Moving to the south of Gaza is a challenge for our immune systems. We struggle in queues to get bags of bread or we bake bread in firewood ovens because of the scarcity of gas. Having vegetables or eggs in the house is a luxury. We rely on canned or preserved food to stay alive. Possessing drinkable water now is like a dream; we hunt for unclean sources of water just to be hydrated. I found a small insect inside a bottle of water – I drank from it anyway; we don’t have any other options.
Oct. 19. Today is the twelfth day of this oppressive aggression. I’m still displaced in the south and forced to be away from my house and members of my family (my dad, stepmom, and little sisters) who stayed to guarantee that we could return home when the aggression is over. I can’t check up on them to know if they are still alive or not. I feel helpless when I hear any child screaming because I know that it might be my sister’s turn; she’s only two years old.
Now, I wake up and go back to sleep with just one idea in my head, which is to pray that I can go back home, even if that means being killed. I want to read a story for my little sisters before they fall asleep. I want to see them growing up, going to school.
Nov. 3. I want all of this waiting to end. My uncle stands in queue from dawn to noon to get a bag of bread or just nothing. We wait for 10 days to get resupplied with water; it has been days since I’ve had a shower. I’m occupying another girl’s bedroom.
We find hardly any vegetables to cook. We only have bread and some leftovers from canned or preserved food. The electricity has been cut off since Oct. 9. I can’t reach out to my family who are still in Gaza City.
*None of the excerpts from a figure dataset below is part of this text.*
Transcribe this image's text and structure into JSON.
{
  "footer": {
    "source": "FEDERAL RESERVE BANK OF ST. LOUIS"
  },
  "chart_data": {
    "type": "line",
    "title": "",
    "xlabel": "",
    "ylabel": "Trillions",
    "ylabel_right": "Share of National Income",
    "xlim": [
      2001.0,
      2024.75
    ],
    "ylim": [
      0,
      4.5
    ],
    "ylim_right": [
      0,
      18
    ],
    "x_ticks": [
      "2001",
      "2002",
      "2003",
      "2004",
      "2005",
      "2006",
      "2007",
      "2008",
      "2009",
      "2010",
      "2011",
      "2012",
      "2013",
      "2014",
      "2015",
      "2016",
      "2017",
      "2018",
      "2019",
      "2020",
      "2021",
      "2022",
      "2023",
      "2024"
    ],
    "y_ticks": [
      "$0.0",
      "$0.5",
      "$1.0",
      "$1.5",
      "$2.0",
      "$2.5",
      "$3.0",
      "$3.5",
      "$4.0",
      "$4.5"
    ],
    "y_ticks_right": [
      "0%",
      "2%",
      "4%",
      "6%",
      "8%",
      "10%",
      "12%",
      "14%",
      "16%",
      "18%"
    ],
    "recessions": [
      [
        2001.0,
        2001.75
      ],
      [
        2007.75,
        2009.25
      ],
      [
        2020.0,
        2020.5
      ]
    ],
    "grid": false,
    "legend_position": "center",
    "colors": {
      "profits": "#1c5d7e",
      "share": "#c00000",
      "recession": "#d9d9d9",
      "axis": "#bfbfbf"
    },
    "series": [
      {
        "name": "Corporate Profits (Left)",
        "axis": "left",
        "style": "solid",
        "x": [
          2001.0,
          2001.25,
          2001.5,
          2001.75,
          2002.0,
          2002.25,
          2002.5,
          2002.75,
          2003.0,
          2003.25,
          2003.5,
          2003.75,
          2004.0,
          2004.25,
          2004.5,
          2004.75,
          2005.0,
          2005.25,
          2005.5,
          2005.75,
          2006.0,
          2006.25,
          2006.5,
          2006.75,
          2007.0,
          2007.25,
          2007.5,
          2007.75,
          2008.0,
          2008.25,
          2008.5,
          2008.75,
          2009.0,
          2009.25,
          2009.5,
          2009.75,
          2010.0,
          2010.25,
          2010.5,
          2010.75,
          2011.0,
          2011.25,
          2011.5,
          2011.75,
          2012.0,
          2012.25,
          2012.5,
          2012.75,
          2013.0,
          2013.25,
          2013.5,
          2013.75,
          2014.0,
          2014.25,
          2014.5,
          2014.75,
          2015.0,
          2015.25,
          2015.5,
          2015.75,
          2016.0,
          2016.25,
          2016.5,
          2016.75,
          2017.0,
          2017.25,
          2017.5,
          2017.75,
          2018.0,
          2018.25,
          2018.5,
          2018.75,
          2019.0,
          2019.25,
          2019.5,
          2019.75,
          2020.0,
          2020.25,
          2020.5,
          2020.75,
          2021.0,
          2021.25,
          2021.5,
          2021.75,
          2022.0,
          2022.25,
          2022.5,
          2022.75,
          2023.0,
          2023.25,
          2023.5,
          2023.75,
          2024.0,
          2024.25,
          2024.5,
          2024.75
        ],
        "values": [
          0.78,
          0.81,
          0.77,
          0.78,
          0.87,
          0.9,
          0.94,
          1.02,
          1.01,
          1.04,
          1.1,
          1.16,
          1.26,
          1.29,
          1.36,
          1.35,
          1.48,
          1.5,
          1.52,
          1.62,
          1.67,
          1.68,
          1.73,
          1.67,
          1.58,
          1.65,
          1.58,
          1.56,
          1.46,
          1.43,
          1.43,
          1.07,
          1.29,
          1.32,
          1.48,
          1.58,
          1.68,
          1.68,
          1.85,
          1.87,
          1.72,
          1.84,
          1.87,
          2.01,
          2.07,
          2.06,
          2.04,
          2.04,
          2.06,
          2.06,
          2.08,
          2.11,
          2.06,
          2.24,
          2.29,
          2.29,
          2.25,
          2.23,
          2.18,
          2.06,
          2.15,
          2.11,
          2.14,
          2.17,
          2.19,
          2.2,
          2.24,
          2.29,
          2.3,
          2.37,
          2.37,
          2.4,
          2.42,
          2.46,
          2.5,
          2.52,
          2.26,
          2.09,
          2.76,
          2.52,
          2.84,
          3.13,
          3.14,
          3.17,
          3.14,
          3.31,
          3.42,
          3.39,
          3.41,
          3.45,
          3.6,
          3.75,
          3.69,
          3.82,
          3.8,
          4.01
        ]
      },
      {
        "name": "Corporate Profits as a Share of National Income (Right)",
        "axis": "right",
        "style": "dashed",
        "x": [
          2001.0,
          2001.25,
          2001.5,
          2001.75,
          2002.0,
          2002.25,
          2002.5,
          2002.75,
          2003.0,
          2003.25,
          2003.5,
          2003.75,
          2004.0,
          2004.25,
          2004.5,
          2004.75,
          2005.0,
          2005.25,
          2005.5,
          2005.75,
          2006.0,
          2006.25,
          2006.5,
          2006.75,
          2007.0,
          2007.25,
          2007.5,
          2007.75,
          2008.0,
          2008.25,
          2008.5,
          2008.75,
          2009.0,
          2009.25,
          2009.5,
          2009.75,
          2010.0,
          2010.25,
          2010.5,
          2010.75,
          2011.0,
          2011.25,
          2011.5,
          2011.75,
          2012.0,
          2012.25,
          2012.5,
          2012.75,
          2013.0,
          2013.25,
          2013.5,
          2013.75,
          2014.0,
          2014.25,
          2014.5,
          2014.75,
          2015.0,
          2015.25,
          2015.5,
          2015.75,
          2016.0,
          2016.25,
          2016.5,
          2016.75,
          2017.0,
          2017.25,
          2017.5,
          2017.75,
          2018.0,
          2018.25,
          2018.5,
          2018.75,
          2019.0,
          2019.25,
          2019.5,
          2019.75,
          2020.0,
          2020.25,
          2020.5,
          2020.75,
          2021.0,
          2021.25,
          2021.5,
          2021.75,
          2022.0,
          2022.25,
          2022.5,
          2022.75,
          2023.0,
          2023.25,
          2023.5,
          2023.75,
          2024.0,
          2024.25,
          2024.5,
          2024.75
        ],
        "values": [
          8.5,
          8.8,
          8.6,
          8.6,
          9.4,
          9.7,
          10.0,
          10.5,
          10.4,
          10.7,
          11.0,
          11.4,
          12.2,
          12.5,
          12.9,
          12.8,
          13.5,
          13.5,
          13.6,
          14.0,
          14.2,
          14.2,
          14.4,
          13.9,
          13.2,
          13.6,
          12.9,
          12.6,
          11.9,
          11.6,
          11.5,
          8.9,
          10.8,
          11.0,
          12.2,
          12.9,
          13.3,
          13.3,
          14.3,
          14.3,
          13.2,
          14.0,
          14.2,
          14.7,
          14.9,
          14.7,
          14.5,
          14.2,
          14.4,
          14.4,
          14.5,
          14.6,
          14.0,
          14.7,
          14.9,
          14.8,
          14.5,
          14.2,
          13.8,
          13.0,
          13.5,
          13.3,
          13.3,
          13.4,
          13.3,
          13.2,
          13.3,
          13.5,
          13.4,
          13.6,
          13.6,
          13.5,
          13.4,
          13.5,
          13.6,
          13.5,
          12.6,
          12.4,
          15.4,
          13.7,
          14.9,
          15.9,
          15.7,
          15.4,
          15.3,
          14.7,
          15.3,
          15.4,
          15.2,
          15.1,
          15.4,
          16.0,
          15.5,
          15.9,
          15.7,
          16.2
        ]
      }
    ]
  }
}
I can’t check up on them, so I wait for a long time to catch any news.
I call my sister Taleen on the phone, and she tells me, “You know, I’m listening to the news on the radio with Dad all the time, and I know that the solar cells on our roof will be bombed at any moment.”
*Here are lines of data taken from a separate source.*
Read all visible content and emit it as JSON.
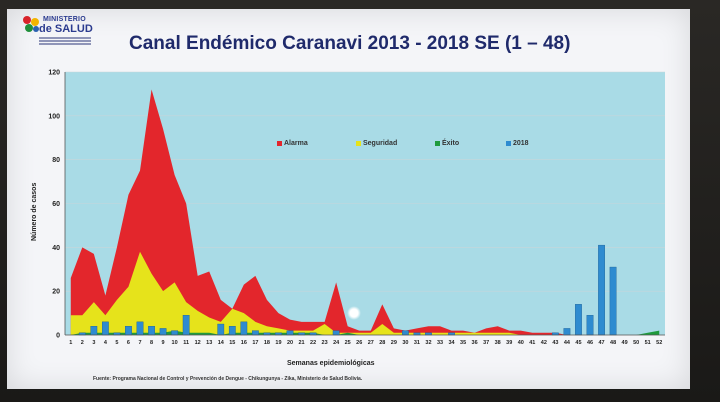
{
  "logo": {
    "line1": "MINISTERIO",
    "line2": "de SALUD"
  },
  "title": "Canal Endémico Caranavi 2013 - 2018 SE (1 – 48)",
  "source": "Fuente: Programa Nacional de Control y Prevención de Dengue - Chikungunya - Zika, Ministerio de Salud Bolivia.",
  "chart_data": {
    "type": "area",
    "title": "Canal Endémico Caranavi 2013 - 2018 SE (1 – 48)",
    "xlabel": "Semanas epidemiológicas",
    "ylabel": "Número de casos",
    "ylim": [
      0,
      120
    ],
    "yticks": [
      0,
      20,
      40,
      60,
      80,
      100,
      120
    ],
    "grid": true,
    "legend_position": "top-center",
    "x": [
      1,
      2,
      3,
      4,
      5,
      6,
      7,
      8,
      9,
      10,
      11,
      12,
      13,
      14,
      15,
      16,
      17,
      18,
      19,
      20,
      21,
      22,
      23,
      24,
      25,
      26,
      27,
      28,
      29,
      30,
      31,
      32,
      33,
      34,
      35,
      36,
      37,
      38,
      39,
      40,
      41,
      42,
      43,
      44,
      45,
      46,
      47,
      48,
      49,
      50,
      51,
      52
    ],
    "series": [
      {
        "name": "Alarma",
        "kind": "area",
        "color": "#e3262c",
        "values": [
          26,
          40,
          37,
          18,
          40,
          64,
          75,
          112,
          94,
          73,
          60,
          27,
          29,
          16,
          12,
          23,
          27,
          16,
          10,
          7,
          6,
          6,
          6,
          24,
          4,
          2,
          2,
          14,
          3,
          2,
          3,
          4,
          4,
          2,
          2,
          1,
          3,
          4,
          2,
          2,
          1,
          1,
          1,
          0,
          0,
          0,
          0,
          0,
          0,
          0,
          0,
          0
        ]
      },
      {
        "name": "Seguridad",
        "kind": "area",
        "color": "#e6e31b",
        "values": [
          9,
          9,
          15,
          9,
          16,
          22,
          38,
          28,
          20,
          24,
          15,
          11,
          8,
          6,
          12,
          10,
          6,
          4,
          3,
          2,
          2,
          2,
          5,
          1,
          1,
          1,
          1,
          5,
          1,
          1,
          1,
          1,
          1,
          1,
          1,
          1,
          1,
          1,
          1,
          0,
          0,
          0,
          0,
          0,
          0,
          0,
          0,
          0,
          0,
          0,
          0,
          0
        ]
      },
      {
        "name": "Éxito",
        "kind": "area",
        "color": "#1f9a3c",
        "values": [
          0,
          1,
          1,
          1,
          1,
          1,
          1,
          1,
          1,
          2,
          1,
          1,
          1,
          0,
          1,
          1,
          1,
          1,
          1,
          1,
          1,
          1,
          0,
          0,
          1,
          0,
          0,
          0,
          0,
          0,
          0,
          0,
          0,
          0,
          0,
          0,
          0,
          0,
          0,
          0,
          0,
          0,
          0,
          0,
          0,
          0,
          0,
          0,
          0,
          0,
          1,
          2
        ]
      },
      {
        "name": "2018",
        "kind": "bar",
        "color": "#2e8bd0",
        "values": [
          0,
          1,
          4,
          6,
          1,
          4,
          6,
          4,
          3,
          2,
          9,
          0,
          0,
          5,
          4,
          6,
          2,
          1,
          1,
          2,
          1,
          1,
          0,
          2,
          0,
          0,
          0,
          0,
          0,
          2,
          1,
          1,
          0,
          1,
          0,
          0,
          0,
          0,
          0,
          0,
          0,
          0,
          1,
          3,
          14,
          9,
          41,
          31,
          0,
          0,
          0,
          0
        ]
      }
    ]
  }
}
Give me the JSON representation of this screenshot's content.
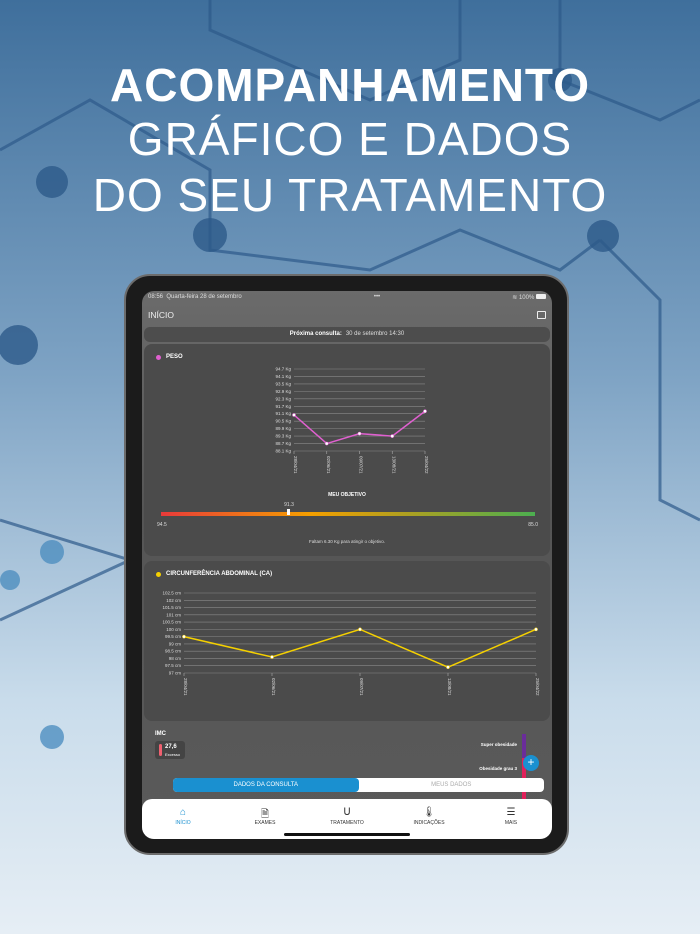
{
  "headline": {
    "line1": "ACOMPANHAMENTO",
    "line2": "GRÁFICO E DADOS",
    "line3": "DO SEU TRATAMENTO"
  },
  "status_bar": {
    "time": "08:56",
    "date": "Quarta-feira 28 de setembro",
    "battery": "100%"
  },
  "header": {
    "title": "INÍCIO",
    "icon": "chat-icon"
  },
  "next_appointment": {
    "label": "Próxima consulta:",
    "value": "30 de setembro 14:30"
  },
  "peso": {
    "title": "PESO",
    "color": "#e060d0",
    "chart_data": {
      "type": "line",
      "categories": [
        "28/04/21",
        "02/06/21",
        "09/07/21",
        "13/08/21",
        "25/04/22"
      ],
      "values": [
        91.0,
        88.7,
        89.5,
        89.3,
        91.3
      ],
      "yticks": [
        "88.1 Kg",
        "88.7 Kg",
        "89.3 Kg",
        "89.9 Kg",
        "90.5 Kg",
        "91.1 Kg",
        "91.7 Kg",
        "92.3 Kg",
        "92.9 Kg",
        "93.5 Kg",
        "94.1 Kg",
        "94.7 Kg"
      ],
      "ylim": [
        88.1,
        94.7
      ],
      "grid": true
    }
  },
  "goal": {
    "title": "MEU OBJETIVO",
    "current": "91.3",
    "start": "94.5",
    "target": "85.0",
    "progress": 0.34,
    "message": "Faltam 6.30 Kg para atingir o objetivo."
  },
  "ca": {
    "title": "CIRCUNFERÊNCIA ABDOMINAL (CA)",
    "color": "#f5d000",
    "chart_data": {
      "type": "line",
      "categories": [
        "28/04/21",
        "02/06/21",
        "09/07/21",
        "13/08/21",
        "25/04/22"
      ],
      "values": [
        99.5,
        98.1,
        100,
        97.4,
        100
      ],
      "yticks": [
        "97 cm",
        "97.5 cm",
        "98 cm",
        "98.5 cm",
        "99 cm",
        "99.5 cm",
        "100 cm",
        "100.5 cm",
        "101 cm",
        "101.5 cm",
        "102 cm",
        "102.5 cm"
      ],
      "ylim": [
        97,
        102.5
      ],
      "grid": true
    }
  },
  "imc": {
    "title": "IMC",
    "value": "27,6",
    "label": "Excesso",
    "levels": [
      "Super obesidade",
      "Obesidade grau 3"
    ]
  },
  "segmented": {
    "options": [
      "DADOS DA CONSULTA",
      "MEUS DADOS"
    ],
    "selected": 0
  },
  "tabs": [
    {
      "label": "INÍCIO",
      "icon": "home-icon"
    },
    {
      "label": "EXAMES",
      "icon": "document-icon"
    },
    {
      "label": "TRATAMENTO",
      "icon": "stethoscope-icon"
    },
    {
      "label": "INDICAÇÕES",
      "icon": "thermometer-icon"
    },
    {
      "label": "MAIS",
      "icon": "menu-icon"
    }
  ]
}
So many daily crises. I can hardly find the proper pads during my period. I’m obliged to buy myself the available, low-quality ones which cause blood leaks on my underwear, then I am stuck with a mountain of dirty clothes to be washed off manually. I think about pregnant women who need appropriate health care; there have been a huge number of miscarriages during this horrific aggression.
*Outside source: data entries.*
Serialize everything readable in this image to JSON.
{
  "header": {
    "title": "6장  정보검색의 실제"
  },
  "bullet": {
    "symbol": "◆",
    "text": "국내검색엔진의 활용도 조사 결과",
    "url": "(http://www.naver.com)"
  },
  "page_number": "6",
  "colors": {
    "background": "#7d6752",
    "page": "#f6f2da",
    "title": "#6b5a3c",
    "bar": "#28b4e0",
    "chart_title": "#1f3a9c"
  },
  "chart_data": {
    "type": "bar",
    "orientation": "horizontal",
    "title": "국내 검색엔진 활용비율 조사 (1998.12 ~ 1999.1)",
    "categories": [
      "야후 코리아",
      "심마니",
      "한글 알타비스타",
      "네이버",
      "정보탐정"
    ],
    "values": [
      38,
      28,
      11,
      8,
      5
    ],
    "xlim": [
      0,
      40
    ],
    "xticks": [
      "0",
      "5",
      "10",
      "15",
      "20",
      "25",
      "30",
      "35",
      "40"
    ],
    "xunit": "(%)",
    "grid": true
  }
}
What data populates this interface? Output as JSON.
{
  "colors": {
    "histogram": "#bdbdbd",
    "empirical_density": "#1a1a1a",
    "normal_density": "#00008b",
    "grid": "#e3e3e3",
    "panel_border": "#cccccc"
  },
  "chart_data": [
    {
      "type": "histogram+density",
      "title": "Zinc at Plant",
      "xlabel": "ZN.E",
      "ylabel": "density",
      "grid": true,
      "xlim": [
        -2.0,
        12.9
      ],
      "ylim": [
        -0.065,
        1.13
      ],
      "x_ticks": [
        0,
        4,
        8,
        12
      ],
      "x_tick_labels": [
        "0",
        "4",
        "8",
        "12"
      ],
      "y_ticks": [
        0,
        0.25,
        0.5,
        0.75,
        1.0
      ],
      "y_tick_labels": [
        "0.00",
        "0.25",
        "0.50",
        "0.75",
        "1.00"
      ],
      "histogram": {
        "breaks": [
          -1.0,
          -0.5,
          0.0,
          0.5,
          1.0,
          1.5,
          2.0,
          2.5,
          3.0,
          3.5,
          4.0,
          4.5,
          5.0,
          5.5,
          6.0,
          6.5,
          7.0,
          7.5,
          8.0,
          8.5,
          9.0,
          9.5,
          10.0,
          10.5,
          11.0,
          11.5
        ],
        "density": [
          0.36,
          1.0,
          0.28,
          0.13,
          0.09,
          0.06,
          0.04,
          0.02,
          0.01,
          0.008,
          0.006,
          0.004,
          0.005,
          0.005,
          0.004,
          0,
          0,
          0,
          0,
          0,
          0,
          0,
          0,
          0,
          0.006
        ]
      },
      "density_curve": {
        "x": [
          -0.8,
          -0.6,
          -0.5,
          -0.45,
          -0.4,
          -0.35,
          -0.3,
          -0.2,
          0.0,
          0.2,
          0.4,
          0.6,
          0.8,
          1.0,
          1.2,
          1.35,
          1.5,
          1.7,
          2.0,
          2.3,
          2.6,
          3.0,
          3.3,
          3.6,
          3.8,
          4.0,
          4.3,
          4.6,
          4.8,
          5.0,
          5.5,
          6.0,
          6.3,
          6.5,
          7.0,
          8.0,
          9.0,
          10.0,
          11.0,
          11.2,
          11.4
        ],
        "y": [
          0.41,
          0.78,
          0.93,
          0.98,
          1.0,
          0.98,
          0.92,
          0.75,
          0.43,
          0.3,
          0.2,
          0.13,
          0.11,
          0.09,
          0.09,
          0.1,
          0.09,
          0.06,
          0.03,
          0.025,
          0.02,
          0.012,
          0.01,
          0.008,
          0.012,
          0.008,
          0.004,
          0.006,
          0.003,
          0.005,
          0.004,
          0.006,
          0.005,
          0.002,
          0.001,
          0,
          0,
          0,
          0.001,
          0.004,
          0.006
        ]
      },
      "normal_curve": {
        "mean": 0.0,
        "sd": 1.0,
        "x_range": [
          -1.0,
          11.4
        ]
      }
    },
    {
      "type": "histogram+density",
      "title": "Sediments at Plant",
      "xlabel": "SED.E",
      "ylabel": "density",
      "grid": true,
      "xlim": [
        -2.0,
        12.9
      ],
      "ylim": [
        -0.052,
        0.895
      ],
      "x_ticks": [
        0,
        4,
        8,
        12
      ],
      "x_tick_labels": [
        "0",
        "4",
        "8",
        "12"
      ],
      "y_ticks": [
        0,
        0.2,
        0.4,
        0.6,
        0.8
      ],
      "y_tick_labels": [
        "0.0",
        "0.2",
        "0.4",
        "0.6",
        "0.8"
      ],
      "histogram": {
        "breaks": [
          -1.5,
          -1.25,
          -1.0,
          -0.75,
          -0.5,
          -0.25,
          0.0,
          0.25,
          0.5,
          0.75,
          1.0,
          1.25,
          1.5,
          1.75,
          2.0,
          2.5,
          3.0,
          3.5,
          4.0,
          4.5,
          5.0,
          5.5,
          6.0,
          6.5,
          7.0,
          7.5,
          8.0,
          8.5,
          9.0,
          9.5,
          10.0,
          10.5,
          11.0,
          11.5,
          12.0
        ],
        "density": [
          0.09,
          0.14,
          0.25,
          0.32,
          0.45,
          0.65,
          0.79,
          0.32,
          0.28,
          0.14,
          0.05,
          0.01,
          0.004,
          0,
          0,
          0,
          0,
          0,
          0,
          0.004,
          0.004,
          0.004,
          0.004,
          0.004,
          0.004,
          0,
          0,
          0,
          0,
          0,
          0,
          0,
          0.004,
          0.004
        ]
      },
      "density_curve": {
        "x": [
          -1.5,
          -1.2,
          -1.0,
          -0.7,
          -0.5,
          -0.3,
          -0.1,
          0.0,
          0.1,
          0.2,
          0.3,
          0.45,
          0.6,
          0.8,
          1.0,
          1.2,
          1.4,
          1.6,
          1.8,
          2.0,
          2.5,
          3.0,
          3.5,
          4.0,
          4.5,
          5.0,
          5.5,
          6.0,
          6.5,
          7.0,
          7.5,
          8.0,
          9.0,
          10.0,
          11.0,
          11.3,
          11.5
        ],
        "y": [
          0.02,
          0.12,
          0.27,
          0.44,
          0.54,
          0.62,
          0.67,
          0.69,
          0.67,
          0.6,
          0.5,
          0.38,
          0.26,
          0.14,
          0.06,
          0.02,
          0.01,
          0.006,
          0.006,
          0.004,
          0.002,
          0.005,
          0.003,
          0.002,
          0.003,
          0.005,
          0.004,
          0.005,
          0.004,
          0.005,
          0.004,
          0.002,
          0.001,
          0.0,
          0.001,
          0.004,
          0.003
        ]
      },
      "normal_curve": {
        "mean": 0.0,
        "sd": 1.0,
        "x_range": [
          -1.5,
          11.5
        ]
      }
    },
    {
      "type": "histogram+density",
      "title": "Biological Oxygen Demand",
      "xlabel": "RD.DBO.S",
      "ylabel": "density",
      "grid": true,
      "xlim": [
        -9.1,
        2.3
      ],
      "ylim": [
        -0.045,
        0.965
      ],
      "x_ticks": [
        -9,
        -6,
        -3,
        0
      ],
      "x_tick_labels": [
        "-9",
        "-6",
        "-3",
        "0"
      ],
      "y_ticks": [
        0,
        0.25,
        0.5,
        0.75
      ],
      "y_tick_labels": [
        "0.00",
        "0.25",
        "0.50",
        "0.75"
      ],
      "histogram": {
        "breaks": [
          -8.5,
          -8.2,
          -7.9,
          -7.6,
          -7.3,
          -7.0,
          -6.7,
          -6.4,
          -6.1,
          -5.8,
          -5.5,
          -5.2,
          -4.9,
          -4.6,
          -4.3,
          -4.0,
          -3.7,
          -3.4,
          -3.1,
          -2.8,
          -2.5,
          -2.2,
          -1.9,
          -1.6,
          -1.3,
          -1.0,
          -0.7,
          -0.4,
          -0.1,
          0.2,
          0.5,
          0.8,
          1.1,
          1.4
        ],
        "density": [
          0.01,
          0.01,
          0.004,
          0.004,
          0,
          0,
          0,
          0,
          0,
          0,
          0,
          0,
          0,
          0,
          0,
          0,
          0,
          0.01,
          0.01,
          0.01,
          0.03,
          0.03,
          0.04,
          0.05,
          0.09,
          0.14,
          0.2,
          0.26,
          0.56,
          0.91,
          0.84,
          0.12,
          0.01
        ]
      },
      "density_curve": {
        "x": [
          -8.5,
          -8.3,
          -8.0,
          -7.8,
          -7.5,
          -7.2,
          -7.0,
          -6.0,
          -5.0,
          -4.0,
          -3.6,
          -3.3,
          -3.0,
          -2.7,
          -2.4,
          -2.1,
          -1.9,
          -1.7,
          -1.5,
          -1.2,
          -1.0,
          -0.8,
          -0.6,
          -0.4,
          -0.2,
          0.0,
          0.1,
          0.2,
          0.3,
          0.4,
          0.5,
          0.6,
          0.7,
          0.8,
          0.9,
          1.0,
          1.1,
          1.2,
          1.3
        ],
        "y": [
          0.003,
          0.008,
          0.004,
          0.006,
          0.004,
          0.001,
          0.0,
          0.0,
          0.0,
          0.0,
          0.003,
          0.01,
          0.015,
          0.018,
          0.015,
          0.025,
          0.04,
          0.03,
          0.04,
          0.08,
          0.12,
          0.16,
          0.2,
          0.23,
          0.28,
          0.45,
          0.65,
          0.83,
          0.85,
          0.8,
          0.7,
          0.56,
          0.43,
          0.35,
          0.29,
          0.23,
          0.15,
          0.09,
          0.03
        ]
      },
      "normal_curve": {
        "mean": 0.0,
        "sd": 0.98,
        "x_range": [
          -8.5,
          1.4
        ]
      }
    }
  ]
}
My battery is running out and I don’t know when I can recharge it.
I’ve been living in the south of Gaza after evacuating, but I’ve decided to go back to Gaza City, because I am helpless here. I can’t even be myself. I know it’s not the time to be myself while others are being killed each moment. But at least I need to write for these people and for myself.
I’m on a roof under a navy blue sky, where the stars are bright enough to light any darkness. I enjoy noticing them until I realize that there is something abnormal about them: normal stars don’t move around or turn off. I’m puzzled, until I realize that my sky is full of unmanned warplanes and drones. They notice me continually looking at them, and I think they do not like that. I wish that one day I would be able to stare at real stars in the sky without being afraid of being bombed any second.